Tulip Mania – and the Economic Bubbles
According to top financial bodies most of the world has recovered from the 2008 financial crises. Born in 1990s I have been un-lucky enough to witness at least two “Economic Bubbles” bursting: the “Dot Com” bubble of 2000 and the “Sub Prime” bubble of 2008. I don’t particularly remember 2000s as I was only 10 then, and was more concerned about Mario and Sonic, than the online companies failing. But I, clearly remember the 2008’s crises. There was a certain chill in the looks of the trader’s faces on the Wall Street as I saw them half a world apart on a TV screen. At that time I didn’t realise that the scared looks were the sign of a global disaster that had already happened. The traders and economists of America (more generally referred to as Wall Street), knew they had once again botched the job, at an enormous cost to the world.
I am a firm supporter of capitalism and free market, but this does not stop me from pointing out capitalism’s shortfalls. What exactly are these bubbles and why do they keep bursting? Let’s explore one of the earliest example of a bubble to understand them.
Definition of Economic Bubble:
A bubble is observed when any asset’s trading price, far exceeds its natural intrinsic value. Hence in literal sense, a bubble is value of an asset filled up with nothing but just air.

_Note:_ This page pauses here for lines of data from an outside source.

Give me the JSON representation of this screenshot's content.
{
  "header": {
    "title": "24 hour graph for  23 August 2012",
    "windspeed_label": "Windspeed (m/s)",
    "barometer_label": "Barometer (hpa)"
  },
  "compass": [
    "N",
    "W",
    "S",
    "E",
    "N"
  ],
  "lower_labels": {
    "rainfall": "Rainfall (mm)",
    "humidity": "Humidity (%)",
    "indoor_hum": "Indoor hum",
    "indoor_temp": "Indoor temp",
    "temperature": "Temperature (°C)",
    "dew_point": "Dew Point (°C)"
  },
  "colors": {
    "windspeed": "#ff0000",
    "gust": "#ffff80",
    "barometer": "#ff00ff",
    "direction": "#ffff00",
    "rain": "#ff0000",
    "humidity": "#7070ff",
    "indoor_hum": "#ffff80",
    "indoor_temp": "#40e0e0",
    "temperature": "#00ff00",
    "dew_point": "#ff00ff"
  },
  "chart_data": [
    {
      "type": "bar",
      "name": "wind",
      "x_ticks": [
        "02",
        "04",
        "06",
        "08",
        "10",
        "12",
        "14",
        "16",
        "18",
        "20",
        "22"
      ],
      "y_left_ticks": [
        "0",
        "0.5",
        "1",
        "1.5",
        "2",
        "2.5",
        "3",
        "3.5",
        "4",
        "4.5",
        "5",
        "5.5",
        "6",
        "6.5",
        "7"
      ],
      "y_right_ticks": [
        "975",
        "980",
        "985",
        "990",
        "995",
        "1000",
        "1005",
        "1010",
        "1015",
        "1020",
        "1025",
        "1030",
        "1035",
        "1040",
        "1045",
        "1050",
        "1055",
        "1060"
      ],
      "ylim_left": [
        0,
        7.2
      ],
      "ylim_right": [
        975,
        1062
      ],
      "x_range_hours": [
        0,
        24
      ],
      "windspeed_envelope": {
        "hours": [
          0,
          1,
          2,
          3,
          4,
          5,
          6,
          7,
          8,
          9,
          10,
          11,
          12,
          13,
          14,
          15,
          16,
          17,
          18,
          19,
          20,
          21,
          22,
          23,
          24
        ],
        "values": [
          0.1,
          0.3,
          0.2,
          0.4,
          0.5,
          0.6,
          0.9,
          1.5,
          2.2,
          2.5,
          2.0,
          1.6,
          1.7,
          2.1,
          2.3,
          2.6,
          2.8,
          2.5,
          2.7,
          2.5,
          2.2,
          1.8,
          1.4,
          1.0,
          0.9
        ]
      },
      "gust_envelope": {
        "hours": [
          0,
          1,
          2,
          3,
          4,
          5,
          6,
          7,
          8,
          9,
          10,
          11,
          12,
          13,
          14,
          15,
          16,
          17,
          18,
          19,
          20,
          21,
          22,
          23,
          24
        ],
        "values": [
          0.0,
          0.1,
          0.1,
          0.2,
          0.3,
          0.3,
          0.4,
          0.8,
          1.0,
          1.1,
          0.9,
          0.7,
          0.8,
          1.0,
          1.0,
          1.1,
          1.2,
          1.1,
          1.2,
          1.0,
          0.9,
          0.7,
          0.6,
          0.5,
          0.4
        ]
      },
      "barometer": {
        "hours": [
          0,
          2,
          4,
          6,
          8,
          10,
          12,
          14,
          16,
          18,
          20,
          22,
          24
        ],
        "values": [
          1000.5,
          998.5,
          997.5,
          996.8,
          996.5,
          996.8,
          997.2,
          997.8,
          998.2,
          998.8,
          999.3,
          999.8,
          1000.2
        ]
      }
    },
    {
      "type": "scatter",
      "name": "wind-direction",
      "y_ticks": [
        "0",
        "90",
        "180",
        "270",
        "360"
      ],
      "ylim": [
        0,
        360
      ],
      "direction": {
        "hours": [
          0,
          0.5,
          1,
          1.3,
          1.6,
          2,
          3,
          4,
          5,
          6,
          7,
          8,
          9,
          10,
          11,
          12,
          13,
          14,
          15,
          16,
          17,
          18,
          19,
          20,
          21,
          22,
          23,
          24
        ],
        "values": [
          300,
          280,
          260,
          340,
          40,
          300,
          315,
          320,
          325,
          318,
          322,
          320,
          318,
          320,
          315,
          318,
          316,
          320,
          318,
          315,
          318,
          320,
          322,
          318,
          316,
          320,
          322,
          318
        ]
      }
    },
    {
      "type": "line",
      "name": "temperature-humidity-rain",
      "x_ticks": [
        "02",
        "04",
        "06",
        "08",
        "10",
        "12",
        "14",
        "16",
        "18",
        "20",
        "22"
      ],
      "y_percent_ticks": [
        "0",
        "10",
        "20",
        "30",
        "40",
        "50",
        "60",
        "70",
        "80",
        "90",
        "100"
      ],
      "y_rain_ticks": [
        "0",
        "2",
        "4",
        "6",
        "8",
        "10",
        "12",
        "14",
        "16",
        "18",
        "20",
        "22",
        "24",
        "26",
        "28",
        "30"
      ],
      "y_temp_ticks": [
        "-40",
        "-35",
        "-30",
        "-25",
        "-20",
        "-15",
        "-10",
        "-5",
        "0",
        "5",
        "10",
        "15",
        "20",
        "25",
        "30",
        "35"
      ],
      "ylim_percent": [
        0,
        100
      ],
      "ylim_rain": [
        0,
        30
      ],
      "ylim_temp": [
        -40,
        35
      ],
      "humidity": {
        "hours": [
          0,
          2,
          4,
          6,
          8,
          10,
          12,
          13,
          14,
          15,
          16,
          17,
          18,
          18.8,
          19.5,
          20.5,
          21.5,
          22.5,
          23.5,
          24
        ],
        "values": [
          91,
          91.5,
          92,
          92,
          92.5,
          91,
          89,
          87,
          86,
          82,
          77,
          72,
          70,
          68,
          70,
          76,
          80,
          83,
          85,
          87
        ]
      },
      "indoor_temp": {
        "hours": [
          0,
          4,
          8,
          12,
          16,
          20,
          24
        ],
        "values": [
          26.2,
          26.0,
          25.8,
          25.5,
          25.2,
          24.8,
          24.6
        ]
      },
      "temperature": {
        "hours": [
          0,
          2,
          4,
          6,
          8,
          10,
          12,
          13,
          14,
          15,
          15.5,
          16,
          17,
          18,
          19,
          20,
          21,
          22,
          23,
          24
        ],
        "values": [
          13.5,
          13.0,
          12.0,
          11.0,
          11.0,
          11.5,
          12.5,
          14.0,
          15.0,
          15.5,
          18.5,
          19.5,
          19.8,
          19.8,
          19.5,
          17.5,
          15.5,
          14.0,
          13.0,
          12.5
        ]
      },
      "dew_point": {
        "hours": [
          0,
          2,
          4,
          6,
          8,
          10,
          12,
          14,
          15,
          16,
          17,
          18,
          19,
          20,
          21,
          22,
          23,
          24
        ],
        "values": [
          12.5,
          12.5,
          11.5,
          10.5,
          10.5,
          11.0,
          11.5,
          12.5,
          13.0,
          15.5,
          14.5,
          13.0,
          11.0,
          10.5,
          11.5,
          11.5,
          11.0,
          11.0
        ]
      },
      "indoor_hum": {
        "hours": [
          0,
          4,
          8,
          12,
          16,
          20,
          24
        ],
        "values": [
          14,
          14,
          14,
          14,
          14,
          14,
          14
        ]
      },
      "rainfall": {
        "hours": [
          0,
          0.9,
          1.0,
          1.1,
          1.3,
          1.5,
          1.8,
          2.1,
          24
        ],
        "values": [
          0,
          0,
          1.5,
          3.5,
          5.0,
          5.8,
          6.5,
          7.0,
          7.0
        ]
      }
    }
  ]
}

Dutch Tulip Mania of 1630s
It is crazy to think now that a pretty flower was the reason behind a major financial crisis. That’s exactly what happened in Netherlands. The story goes like this: The Dutch ambassador to the Ottoman Empire sent some tulips back home from Turkey and some were cultivated in Amsterdam. The people of Europe fell in love with the flower, which was different in style and beauty from the local species. Soon it became a status symbol to own fresh tulips. Certain species of tulip were even named some absurd titles like “Admiral” and “General”.
As with all items of value, tulip bulbs also began to be traded in markets and became insanely expensive. At first these trades were normal farmer to buyer, but afterwards all kind of middlemen also jumped in. When flowers were not in season, traders began dealing in contracts to buy (essentially futures trade). So this meant a flower bud which was not even cultivated yet was sold and bought multiple times. The price of a single bud rose to as high as 4,200 guilders (see picture), as a comparison a skilled worker at that time, earned around 300 guilders per annum.

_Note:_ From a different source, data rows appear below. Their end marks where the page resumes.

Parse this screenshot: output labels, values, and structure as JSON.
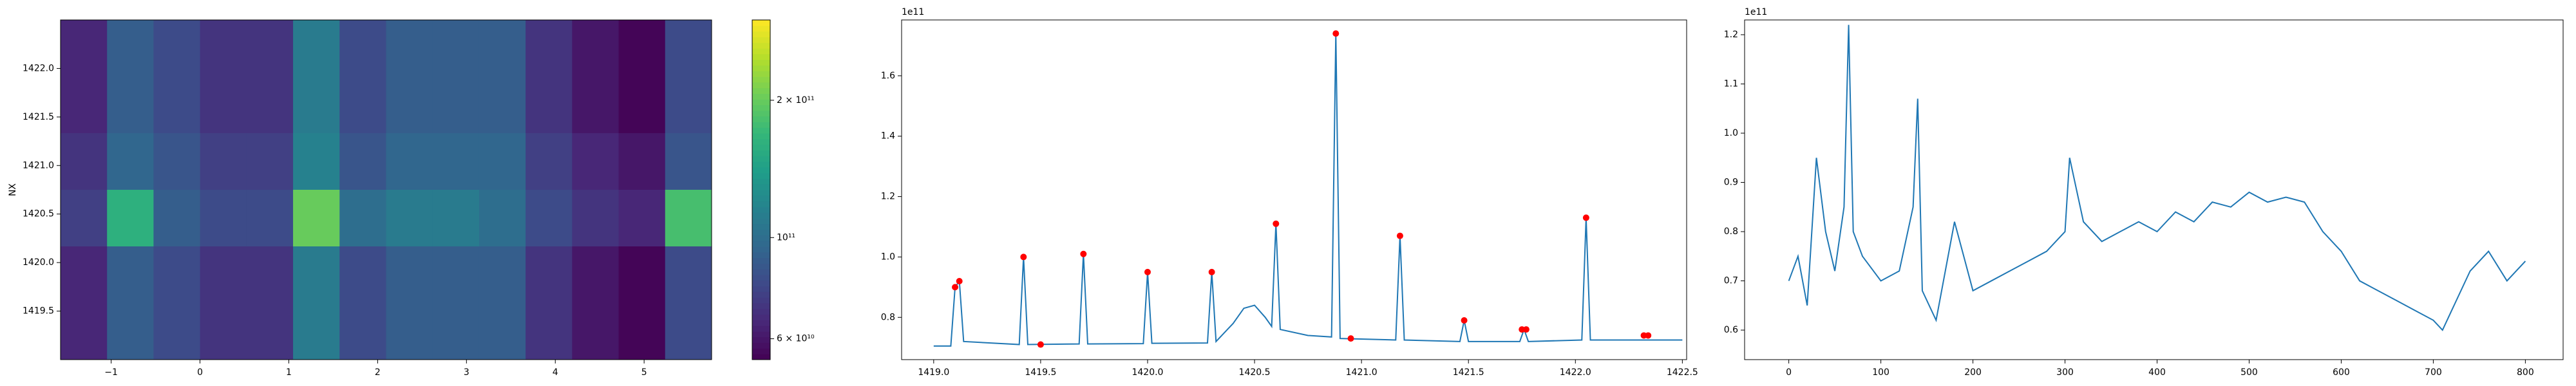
{
  "chart_data": [
    {
      "type": "heatmap",
      "ylabel": "NX",
      "colormap": "viridis",
      "color_scale": "log",
      "xlim": [
        -1.57,
        5.76
      ],
      "ylim": [
        1419.0,
        1422.5
      ],
      "xticks": [
        {
          "value": -1,
          "label": "−1"
        },
        0,
        1,
        2,
        3,
        4,
        5
      ],
      "yticks": [
        1419.5,
        {
          "value": 1420,
          "label": "1420.0"
        },
        1420.5,
        {
          "value": 1421,
          "label": "1421.0"
        },
        1421.5,
        {
          "value": 1422,
          "label": "1422.0"
        }
      ],
      "clim": [
        54000000000.0,
        300000000000.0
      ],
      "cticks": [
        {
          "value": 60000000000.0,
          "label": "6 × 10¹⁰"
        },
        {
          "value": 100000000000.0,
          "label": "10¹¹"
        },
        {
          "value": 200000000000.0,
          "label": "2 × 10¹¹"
        }
      ],
      "z": [
        [
          65000000000.0,
          90000000000.0,
          80000000000.0,
          70000000000.0,
          70000000000.0,
          110000000000.0,
          80000000000.0,
          90000000000.0,
          90000000000.0,
          90000000000.0,
          70000000000.0,
          60000000000.0,
          55000000000.0,
          80000000000.0
        ],
        [
          65000000000.0,
          90000000000.0,
          80000000000.0,
          70000000000.0,
          70000000000.0,
          110000000000.0,
          80000000000.0,
          90000000000.0,
          90000000000.0,
          90000000000.0,
          70000000000.0,
          60000000000.0,
          55000000000.0,
          80000000000.0
        ],
        [
          70000000000.0,
          95000000000.0,
          85000000000.0,
          75000000000.0,
          75000000000.0,
          115000000000.0,
          85000000000.0,
          95000000000.0,
          95000000000.0,
          95000000000.0,
          75000000000.0,
          65000000000.0,
          60000000000.0,
          85000000000.0
        ],
        [
          75000000000.0,
          160000000000.0,
          90000000000.0,
          80000000000.0,
          80000000000.0,
          200000000000.0,
          100000000000.0,
          110000000000.0,
          110000000000.0,
          100000000000.0,
          80000000000.0,
          70000000000.0,
          65000000000.0,
          180000000000.0
        ],
        [
          65000000000.0,
          90000000000.0,
          80000000000.0,
          70000000000.0,
          70000000000.0,
          110000000000.0,
          80000000000.0,
          90000000000.0,
          90000000000.0,
          90000000000.0,
          70000000000.0,
          60000000000.0,
          55000000000.0,
          80000000000.0
        ],
        [
          65000000000.0,
          90000000000.0,
          80000000000.0,
          70000000000.0,
          70000000000.0,
          110000000000.0,
          80000000000.0,
          90000000000.0,
          90000000000.0,
          90000000000.0,
          70000000000.0,
          60000000000.0,
          55000000000.0,
          80000000000.0
        ]
      ]
    },
    {
      "type": "line",
      "offset_label": "1e11",
      "color": "#1f77b4",
      "xlim": [
        1418.85,
        1422.52
      ],
      "ylim": [
        0.66,
        1.785
      ],
      "xticks": [
        {
          "value": 1419,
          "label": "1419.0"
        },
        1419.5,
        {
          "value": 1420,
          "label": "1420.0"
        },
        1420.5,
        {
          "value": 1421,
          "label": "1421.0"
        },
        1421.5,
        {
          "value": 1422,
          "label": "1422.0"
        },
        1422.5
      ],
      "yticks": [
        0.8,
        {
          "value": 1,
          "label": "1.0"
        },
        1.2,
        1.4,
        1.6
      ],
      "x": [
        1419.0,
        1419.08,
        1419.1,
        1419.12,
        1419.14,
        1419.4,
        1419.42,
        1419.44,
        1419.68,
        1419.7,
        1419.72,
        1419.98,
        1420.0,
        1420.02,
        1420.28,
        1420.3,
        1420.32,
        1420.4,
        1420.45,
        1420.5,
        1420.55,
        1420.58,
        1420.6,
        1420.62,
        1420.75,
        1420.86,
        1420.88,
        1420.9,
        1421.16,
        1421.18,
        1421.2,
        1421.46,
        1421.48,
        1421.5,
        1421.74,
        1421.76,
        1421.78,
        1422.03,
        1422.05,
        1422.07,
        1422.5
      ],
      "values": [
        0.705,
        0.705,
        0.9,
        0.92,
        0.72,
        0.71,
        1.0,
        0.71,
        0.712,
        1.01,
        0.712,
        0.713,
        0.95,
        0.714,
        0.715,
        0.95,
        0.72,
        0.78,
        0.83,
        0.84,
        0.8,
        0.77,
        1.11,
        0.76,
        0.74,
        0.735,
        1.74,
        0.73,
        0.725,
        1.07,
        0.725,
        0.72,
        0.79,
        0.72,
        0.72,
        0.76,
        0.72,
        0.725,
        1.13,
        0.725,
        0.725
      ],
      "markers": {
        "color": "#ff0000",
        "x": [
          1419.1,
          1419.12,
          1419.42,
          1419.5,
          1419.7,
          1420.0,
          1420.3,
          1420.6,
          1420.88,
          1420.95,
          1421.18,
          1421.48,
          1421.75,
          1421.77,
          1422.05,
          1422.32,
          1422.34
        ],
        "values": [
          0.9,
          0.92,
          1.0,
          0.71,
          1.01,
          0.95,
          0.95,
          1.11,
          1.74,
          0.73,
          1.07,
          0.79,
          0.76,
          0.76,
          1.13,
          0.74,
          0.74
        ]
      }
    },
    {
      "type": "line",
      "offset_label": "1e11",
      "color": "#1f77b4",
      "xlim": [
        -48,
        841
      ],
      "ylim": [
        0.54,
        1.23
      ],
      "xticks": [
        0,
        100,
        200,
        300,
        400,
        500,
        600,
        700,
        800
      ],
      "yticks": [
        0.6,
        0.7,
        0.8,
        0.9,
        {
          "value": 1,
          "label": "1.0"
        },
        1.1,
        1.2
      ],
      "x": [
        0,
        10,
        20,
        30,
        40,
        50,
        60,
        65,
        70,
        80,
        100,
        120,
        135,
        140,
        145,
        160,
        180,
        200,
        220,
        240,
        260,
        280,
        300,
        305,
        320,
        340,
        360,
        380,
        400,
        420,
        440,
        460,
        480,
        500,
        520,
        540,
        560,
        580,
        600,
        620,
        640,
        660,
        680,
        700,
        710,
        720,
        740,
        760,
        780,
        800
      ],
      "values": [
        0.7,
        0.75,
        0.65,
        0.95,
        0.8,
        0.72,
        0.85,
        1.22,
        0.8,
        0.75,
        0.7,
        0.72,
        0.85,
        1.07,
        0.68,
        0.62,
        0.82,
        0.68,
        0.7,
        0.72,
        0.74,
        0.76,
        0.8,
        0.95,
        0.82,
        0.78,
        0.8,
        0.82,
        0.8,
        0.84,
        0.82,
        0.86,
        0.85,
        0.88,
        0.86,
        0.87,
        0.86,
        0.8,
        0.76,
        0.7,
        0.68,
        0.66,
        0.64,
        0.62,
        0.6,
        0.64,
        0.72,
        0.76,
        0.7,
        0.74
      ]
    }
  ]
}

This inflated price of flowers, was bound to crash and that crash happened in February 1637. Buyers suddenly were not interested in buying flowers, mainly because they could not get outdoors because of the onset of bubonic plague. This was the point the bubble burst, a lot of people had highly inflated assets which suddenly had no value. Many people lost a lot of money.
Sub-Prime Mortgage Bubble of 2008
A lot has been said about the reasons for the crisis in 2008, but the prime reason was that the loans (mortgages) on houses were valued at far higher value than the value of the houses they represented. This happened because traders speculated that house prices could only go up. So when the prices reached a certain level in 2007-2008, where no one was able to afford a house or give monthly mortgage payments, the bubble popped, leaving many financial giants and common people bankrupt.
Experts have warned about some of the assets which “they” think are very inflated in value. These assets include tech start-ups and crypto-currency. It’s true that a large number of venture capital firms are paying very high amount funds to some start-ups that don’t rationally deserve to be valued at such high price. But again this is a brave new world of Facebook and Google, where Uber can get a valuation of US $70 Billion by just being a cab hailing service.
Recently Bitcoin (a crypto currency), has been under scrutiny for its huge jump in price. One Bitcoin was around US $650 last year in October, now it’s being traded at US $4906. Harvard economist Kenneth Rogoff, thinks that very soon Bitcoin bubble will pop.
Nobody knows for sure that what assets might become bubbles, but history has always thought us lessons, and here the lesson seem to be that, watch out when something goes insanely expensive.
Disclaimer: Author is not an economist, so any corrections would be welcome.